Lastly, Spaces’ goal is to be developer-first and reduce friction. For example, one platform hallmark is “AR as a Feature.” AR glasses functionality can be added to 2D mobile apps, meaning that both smartphones and AR glasses are accommodated to cast the widest net.

“For example […], an Android application that enables the download and manipulation of 3D objects via the smartphone touchscreen,” said Swart. “If that application is upgraded to support AR glasses with Snapdragon Spaces, the end-user can move the 3D object from the smartphone screen to the real world, manipulating it with their hands or through the device screen.”

Vertical Challenge

Back to Qualcomm’s quest for vertical integration, Spaces is a logical move in several ways. For one, controlling the software and the chipset (and forays into hardware with its reference designs), Qualcomm can now achieve tighter integration of software and silicon.

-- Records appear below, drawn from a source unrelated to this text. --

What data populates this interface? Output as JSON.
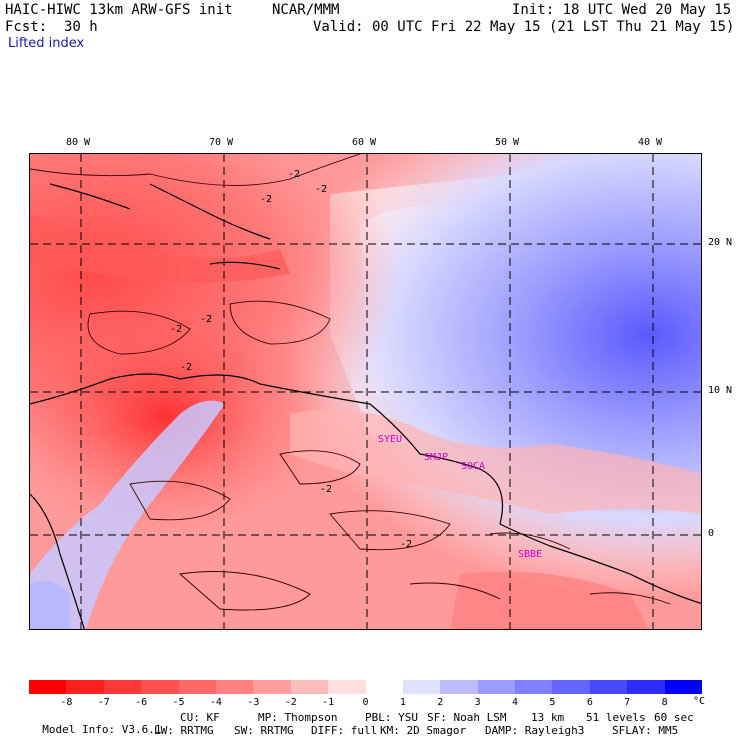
{
  "header": {
    "model_title": "HAIC-HIWC 13km ARW-GFS init",
    "org": "NCAR/MMM",
    "init": "Init: 18 UTC Wed 20 May 15",
    "fcst_label": "Fcst:",
    "fcst_value": "30 h",
    "valid": "Valid: 00 UTC Fri 22 May 15 (21 LST Thu 21 May 15)",
    "field": "Lifted index"
  },
  "map": {
    "lon_labels": [
      "80 W",
      "70 W",
      "60 W",
      "50 W",
      "40 W"
    ],
    "lat_labels": [
      "20 N",
      "10 N",
      "0"
    ],
    "contour_labels": [
      "-2",
      "-2",
      "-2",
      "-2",
      "-2",
      "-2",
      "-2",
      "-2"
    ],
    "station_labels": [
      "SYEU",
      "SMJP",
      "SOCA",
      "SBBE"
    ]
  },
  "colorbar": {
    "labels": [
      "-8",
      "-7",
      "-6",
      "-5",
      "-4",
      "-3",
      "-2",
      "-1",
      "0",
      "1",
      "2",
      "3",
      "4",
      "5",
      "6",
      "7",
      "8"
    ],
    "unit": "°C",
    "colors": [
      "#ff0000",
      "#ff2020",
      "#ff3838",
      "#ff5050",
      "#ff6868",
      "#ff8080",
      "#ff9c9c",
      "#ffbcbc",
      "#ffe0e0",
      "#ffffff",
      "#e0e0ff",
      "#bcbcff",
      "#9c9cff",
      "#8080ff",
      "#6464ff",
      "#4848ff",
      "#2c2cff",
      "#0000ff"
    ]
  },
  "model_info": {
    "line1": [
      "Model Info: V3.6.1",
      "CU: KF",
      "MP: Thompson",
      "PBL: YSU",
      "SF: Noah LSM",
      "13 km",
      "51 levels",
      "60 sec"
    ],
    "line2": [
      "LW: RRTMG",
      "SW: RRTMG",
      "DIFF: full",
      "KM: 2D Smagor",
      "DAMP: Rayleigh3",
      "SFLAY: MM5"
    ]
  }
}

This will manifest in more operationally sound and efficient systems but also work towards long-term improvements to its core chipsets. In other words, it now has a first-hand feedback loop for optimizing chip design in how it impacts end-user software UX further up the stack.

From a business and go-to-market standpoint, all of the above provides a powerful selling point to enterprises and developers. Furthermore, Snapdragon’s installed base provides inroads to distribute Snapdragon Spaces via Qualcomm’s existing channels including OEMs and telcos.

In fact, these types of integrations are a key success factor for AR platforms. For example, ARkit and ARCore have vertical integration with the world’s leading mobile operating systems. Snap and Facebook’s AR platforms are bolted to socially-fueled AR lens distribution.

Perhaps a better example is Microsoft. Its Mesh platform for virtual collaboration is positioned uniquely, given integration with existing assets. For Microsoft, that list includes its installed base of enterprise software (Teams, Office, Azure, etc.) and hardware (HoloLens 2).

Qualcomm is tapping into these same benefits of vertical integration and expanding its presence further up the AR stack. Given those benefits, we expect it to continue doing more of the same. Expect more platform development in the coming months through both buying and building.

Meanwhile, Snapdragon Spaces is available to select developers and opens up widely in Spring 2022.